The understanding of potential underlying motivations is an essential element in the event design process as it will be integral to the event’s direction and activation. Only through this is it possible to unlock the magic required to create a masterful production.

This brief introduction to the psychology of events is meant as an introductory taster to a fascinating and complex subject. Here follow six top tips:


The event actually starts from the first contact with the client. It is from this point that their expectations and anticipation start to build. The planning process is an integral part of the clients voyage and in some cases can be of more importance and enjoyment than the activation itself.


The five W’s are often cited as the building blocks for project and design development. In terms of the psychology of events it is the Who/Why/What that should be the emphasis. Inexperienced event planners tend to focus on the Where/When.


Reveals and surprise elements and smoke and mirrors are tricks of the trade that alter the mood of an event and should be used like musical phrases to flow from one passage to another.

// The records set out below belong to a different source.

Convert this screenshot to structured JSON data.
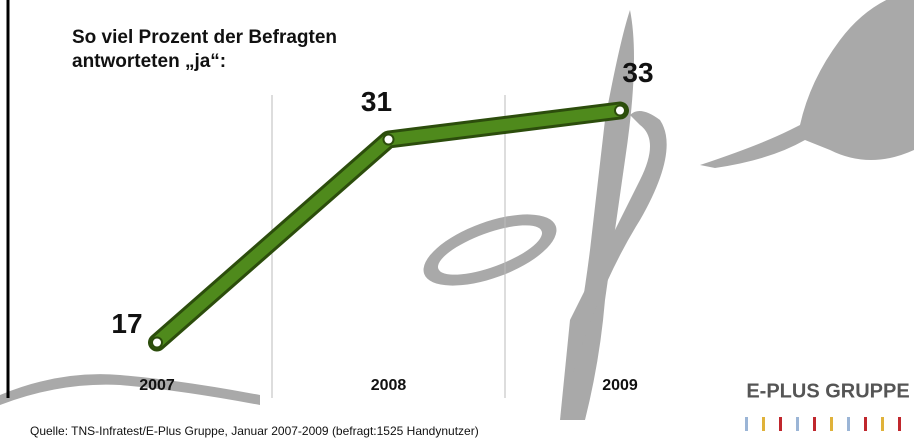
{
  "chart_data": {
    "type": "line",
    "title": "So viel Prozent der Befragten antworteten „ja“:",
    "categories": [
      "2007",
      "2008",
      "2009"
    ],
    "values": [
      17,
      31,
      33
    ],
    "color": "#4f8a1c",
    "source": "Quelle: TNS-Infratest/E-Plus Gruppe, Januar 2007-2009 (befragt:1525 Handynutzer)"
  },
  "logo": "E-PLUS GRUPPE"
}
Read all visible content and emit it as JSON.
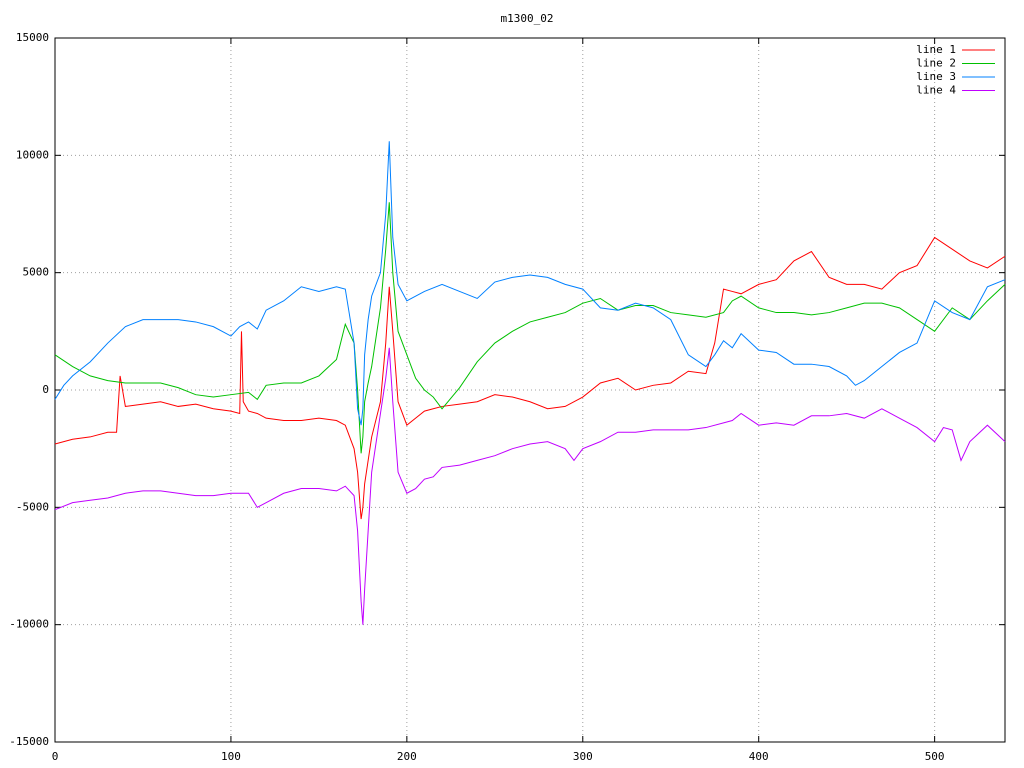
{
  "chart_data": {
    "type": "line",
    "title": "m1300_02",
    "xlim": [
      0,
      540
    ],
    "xticks": [
      0,
      100,
      200,
      300,
      400,
      500
    ],
    "ylim": [
      -15000,
      15000
    ],
    "yticks": [
      -15000,
      -10000,
      -5000,
      0,
      5000,
      10000,
      15000
    ],
    "grid": true,
    "legend": "top-right",
    "series": [
      {
        "name": "line 1",
        "color": "#ff0000",
        "x": [
          0,
          10,
          20,
          30,
          35,
          37,
          40,
          50,
          60,
          70,
          80,
          90,
          100,
          105,
          106,
          107,
          110,
          115,
          120,
          130,
          140,
          150,
          160,
          165,
          170,
          172,
          174,
          175,
          176,
          178,
          180,
          185,
          188,
          190,
          192,
          195,
          200,
          205,
          210,
          215,
          220,
          230,
          240,
          250,
          260,
          270,
          280,
          290,
          300,
          310,
          320,
          330,
          340,
          350,
          360,
          370,
          375,
          380,
          385,
          390,
          400,
          410,
          420,
          430,
          440,
          450,
          460,
          470,
          480,
          490,
          500,
          510,
          520,
          530,
          540
        ],
        "values": [
          -2300,
          -2100,
          -2000,
          -1800,
          -1800,
          600,
          -700,
          -600,
          -500,
          -700,
          -600,
          -800,
          -900,
          -1000,
          2500,
          -500,
          -900,
          -1000,
          -1200,
          -1300,
          -1300,
          -1200,
          -1300,
          -1500,
          -2500,
          -3500,
          -5500,
          -5000,
          -4000,
          -3000,
          -2000,
          -500,
          2000,
          4400,
          2500,
          -500,
          -1500,
          -1200,
          -900,
          -800,
          -700,
          -600,
          -500,
          -200,
          -300,
          -500,
          -800,
          -700,
          -300,
          300,
          500,
          0,
          200,
          300,
          800,
          700,
          2000,
          4300,
          4200,
          4100,
          4500,
          4700,
          5500,
          5900,
          4800,
          4500,
          4500,
          4300,
          5000,
          5300,
          6500,
          6000,
          5500,
          5200,
          5700
        ]
      },
      {
        "name": "line 2",
        "color": "#00c000",
        "x": [
          0,
          10,
          20,
          30,
          40,
          50,
          60,
          70,
          80,
          90,
          100,
          110,
          115,
          120,
          130,
          140,
          150,
          160,
          165,
          170,
          172,
          174,
          175,
          176,
          178,
          180,
          185,
          188,
          190,
          192,
          195,
          200,
          205,
          210,
          215,
          220,
          230,
          240,
          250,
          260,
          270,
          280,
          290,
          300,
          310,
          320,
          330,
          340,
          350,
          360,
          370,
          380,
          385,
          390,
          400,
          410,
          420,
          430,
          440,
          450,
          460,
          470,
          480,
          490,
          500,
          510,
          520,
          530,
          540
        ],
        "values": [
          1500,
          1000,
          600,
          400,
          300,
          300,
          300,
          100,
          -200,
          -300,
          -200,
          -100,
          -400,
          200,
          300,
          300,
          600,
          1300,
          2800,
          2000,
          0,
          -2700,
          -2000,
          -500,
          300,
          1000,
          3500,
          6000,
          8000,
          5000,
          2500,
          1500,
          500,
          0,
          -300,
          -800,
          100,
          1200,
          2000,
          2500,
          2900,
          3100,
          3300,
          3700,
          3900,
          3400,
          3600,
          3600,
          3300,
          3200,
          3100,
          3300,
          3800,
          4000,
          3500,
          3300,
          3300,
          3200,
          3300,
          3500,
          3700,
          3700,
          3500,
          3000,
          2500,
          3500,
          3000,
          3800,
          4500
        ]
      },
      {
        "name": "line 3",
        "color": "#0080ff",
        "x": [
          0,
          5,
          10,
          20,
          30,
          40,
          50,
          60,
          70,
          80,
          90,
          100,
          105,
          110,
          115,
          120,
          130,
          140,
          150,
          160,
          165,
          170,
          172,
          174,
          175,
          176,
          178,
          180,
          185,
          188,
          190,
          192,
          195,
          200,
          210,
          220,
          230,
          240,
          250,
          260,
          270,
          280,
          290,
          300,
          310,
          320,
          330,
          340,
          350,
          360,
          370,
          375,
          380,
          385,
          390,
          400,
          410,
          420,
          430,
          440,
          450,
          455,
          460,
          470,
          480,
          490,
          500,
          510,
          520,
          530,
          540
        ],
        "values": [
          -400,
          200,
          600,
          1200,
          2000,
          2700,
          3000,
          3000,
          3000,
          2900,
          2700,
          2300,
          2700,
          2900,
          2600,
          3400,
          3800,
          4400,
          4200,
          4400,
          4300,
          2000,
          -800,
          -1500,
          -800,
          1500,
          3000,
          4000,
          5000,
          7500,
          10600,
          6500,
          4500,
          3800,
          4200,
          4500,
          4200,
          3900,
          4600,
          4800,
          4900,
          4800,
          4500,
          4300,
          3500,
          3400,
          3700,
          3500,
          3000,
          1500,
          1000,
          1500,
          2100,
          1800,
          2400,
          1700,
          1600,
          1100,
          1100,
          1000,
          600,
          200,
          400,
          1000,
          1600,
          2000,
          3800,
          3300,
          3000,
          4400,
          4700
        ]
      },
      {
        "name": "line 4",
        "color": "#c000ff",
        "x": [
          0,
          10,
          20,
          30,
          40,
          50,
          60,
          70,
          80,
          90,
          100,
          110,
          115,
          120,
          130,
          140,
          150,
          160,
          165,
          170,
          172,
          174,
          175,
          176,
          178,
          180,
          185,
          188,
          190,
          192,
          195,
          200,
          205,
          210,
          215,
          220,
          230,
          240,
          250,
          260,
          270,
          280,
          290,
          295,
          300,
          310,
          320,
          330,
          340,
          350,
          360,
          370,
          380,
          385,
          390,
          400,
          410,
          420,
          430,
          440,
          450,
          460,
          470,
          480,
          490,
          500,
          505,
          510,
          515,
          520,
          530,
          540
        ],
        "values": [
          -5100,
          -4800,
          -4700,
          -4600,
          -4400,
          -4300,
          -4300,
          -4400,
          -4500,
          -4500,
          -4400,
          -4400,
          -5000,
          -4800,
          -4400,
          -4200,
          -4200,
          -4300,
          -4100,
          -4500,
          -6000,
          -9000,
          -10000,
          -8500,
          -6000,
          -3500,
          -1000,
          500,
          1800,
          -500,
          -3500,
          -4400,
          -4200,
          -3800,
          -3700,
          -3300,
          -3200,
          -3000,
          -2800,
          -2500,
          -2300,
          -2200,
          -2500,
          -3000,
          -2500,
          -2200,
          -1800,
          -1800,
          -1700,
          -1700,
          -1700,
          -1600,
          -1400,
          -1300,
          -1000,
          -1500,
          -1400,
          -1500,
          -1100,
          -1100,
          -1000,
          -1200,
          -800,
          -1200,
          -1600,
          -2200,
          -1600,
          -1700,
          -3000,
          -2200,
          -1500,
          -2200
        ]
      }
    ]
  }
}
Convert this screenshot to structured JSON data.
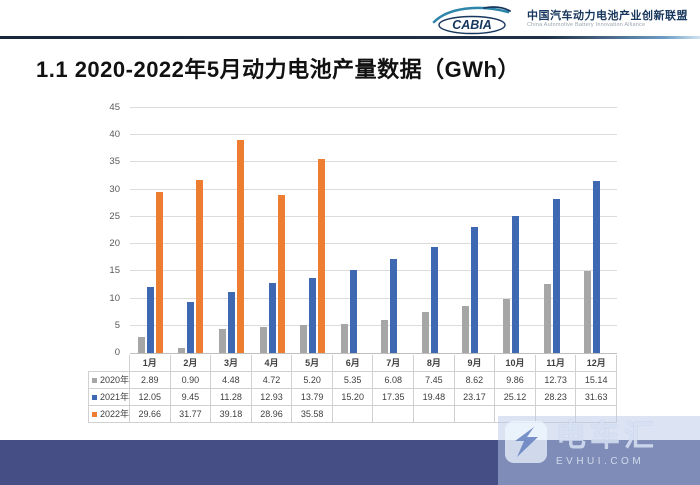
{
  "header": {
    "logo_text": "CABIA",
    "org_name_cn": "中国汽车动力电池产业创新联盟",
    "org_name_en": "China Automotive Battery Innovation Alliance"
  },
  "title": "1.1 2020-2022年5月动力电池产量数据（GWh）",
  "chart_data": {
    "type": "bar",
    "categories": [
      "1月",
      "2月",
      "3月",
      "4月",
      "5月",
      "6月",
      "7月",
      "8月",
      "9月",
      "10月",
      "11月",
      "12月"
    ],
    "series": [
      {
        "name": "2020年",
        "color": "#A6A6A6",
        "values": [
          2.89,
          0.9,
          4.48,
          4.72,
          5.2,
          5.35,
          6.08,
          7.45,
          8.62,
          9.86,
          12.73,
          15.14
        ]
      },
      {
        "name": "2021年",
        "color": "#3E68B2",
        "values": [
          12.05,
          9.45,
          11.28,
          12.93,
          13.79,
          15.2,
          17.35,
          19.48,
          23.17,
          25.12,
          28.23,
          31.63
        ]
      },
      {
        "name": "2022年",
        "color": "#ED7D31",
        "values": [
          29.66,
          31.77,
          39.18,
          28.96,
          35.58
        ]
      }
    ],
    "title": "1.1 2020-2022年5月动力电池产量数据（GWh）",
    "xlabel": "",
    "ylabel": "",
    "ylim": [
      0,
      45
    ],
    "ytick_step": 5,
    "grid": true,
    "legend_position": "table-left",
    "value_decimals": 2
  },
  "watermark": {
    "brand": "电车汇",
    "domain": "EVHUI.COM"
  },
  "theme": {
    "footer_color": "#454F85",
    "grid_color": "#DCDCDC",
    "tick_color": "#595959"
  }
}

The first impressions and meet and greet are probably the most important foundations for a successful event. If clumsily produced or botched it will have a lasting negative effect on the event as a whole. With social interaction it is said that someone makes 11 judgments on you in the first 7 seconds. This is very similar with events and it can take up to one hour and ongoing to undo a negative first impression.


Continual and ongoing knowledge of current trends, fashions, restaurants/hotels and media/arts/politics is essential to the ability to communicate with a client. Understanding lifestyle patterns is part of this process, as is the need to be fully conversant with local customs and protocol.


Engage all five senses and try to aim to engage the sixth as well. There are many easy techniques to engage all five senses. Inexperienced designers will focus on the obvious ones of sight/sound/taste. More experienced planners will weave in touch/smell with aplomb. Genius organisers will understand the relevance of the sixth sense as well which involves group and collective consciousness.